Tom Harris, president of the Times Square Alliance, said the neighborhood now sees about 225,000 people a day, up from 145,000 a day in May.

The hotel occupancy rate of the quarter stood at 82.5 on October 9th, Harris said.

“With 12 more Broadway shows opening up in the next couple of months, with the return of international visitors in November and the office workers going to return a little bit more in 2022, we’re very optimistic about the way Times Square has been recovering,” he said.

But a recent report from commercial real estate firm Cushman & Wakefield paints a mixed picture about Manhattan.

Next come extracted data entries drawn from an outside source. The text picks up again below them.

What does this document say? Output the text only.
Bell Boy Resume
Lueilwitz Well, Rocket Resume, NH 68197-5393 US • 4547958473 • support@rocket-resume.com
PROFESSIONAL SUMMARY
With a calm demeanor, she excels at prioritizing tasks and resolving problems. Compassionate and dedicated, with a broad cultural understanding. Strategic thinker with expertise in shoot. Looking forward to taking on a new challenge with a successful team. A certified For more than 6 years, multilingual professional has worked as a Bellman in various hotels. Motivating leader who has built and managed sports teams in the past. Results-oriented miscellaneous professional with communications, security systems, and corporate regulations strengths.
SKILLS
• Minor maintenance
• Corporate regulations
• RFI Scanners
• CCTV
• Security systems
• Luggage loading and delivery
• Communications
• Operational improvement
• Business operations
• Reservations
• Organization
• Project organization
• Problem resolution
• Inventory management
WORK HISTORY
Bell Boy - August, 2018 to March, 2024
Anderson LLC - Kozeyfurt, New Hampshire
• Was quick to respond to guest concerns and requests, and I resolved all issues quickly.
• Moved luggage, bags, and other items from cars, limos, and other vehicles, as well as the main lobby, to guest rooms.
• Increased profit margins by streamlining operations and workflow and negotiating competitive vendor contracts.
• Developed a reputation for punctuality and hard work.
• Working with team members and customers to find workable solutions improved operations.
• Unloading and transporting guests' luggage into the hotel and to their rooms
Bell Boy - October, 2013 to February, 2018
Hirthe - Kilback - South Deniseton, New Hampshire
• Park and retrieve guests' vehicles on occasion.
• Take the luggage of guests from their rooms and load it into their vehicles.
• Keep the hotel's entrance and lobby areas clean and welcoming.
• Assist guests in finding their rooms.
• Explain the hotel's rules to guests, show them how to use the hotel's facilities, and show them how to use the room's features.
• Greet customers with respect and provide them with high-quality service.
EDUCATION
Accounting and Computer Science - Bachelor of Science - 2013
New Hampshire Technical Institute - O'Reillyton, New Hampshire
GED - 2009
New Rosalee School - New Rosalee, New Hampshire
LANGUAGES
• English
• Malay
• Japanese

Overall, new office leasing in the famous New York City borough rose in August and September to levels not seen since the start of the pandemic. Despite that, Manhattan’s vacancy rate reached a record 19 percent due to the arrival of additional properties on the market, the Cushman report said.

Rent for newly available office real estate is down about five percent below the levels from a year ago.

Byrnes is among those who think the New York real estate market has experienced lasting change. He questions whether some of the open space may be converted to residential use.

“It’ll never be like it was before the pandemic,” he said, adding that a minority of companies have permanently shuttered their offices in favor of remote work.

Sam Stovall of CFRA Research has shifted his office to his home in Pennsylvania.  

Stovall’s firm has shut its 40-person office in southern Manhattan, while keeping a headquarters in the state of Maryland and another office in Malaysia.

“Our management felt that we were equally, if not more productive by eliminating commutes on a daily basis,” Stovall said. “They can save money on real estate.”

Stovall still sees his colleagues on Zoom calls, but says he misses regular business lunches and the chance to go out for drinks on Friday nights.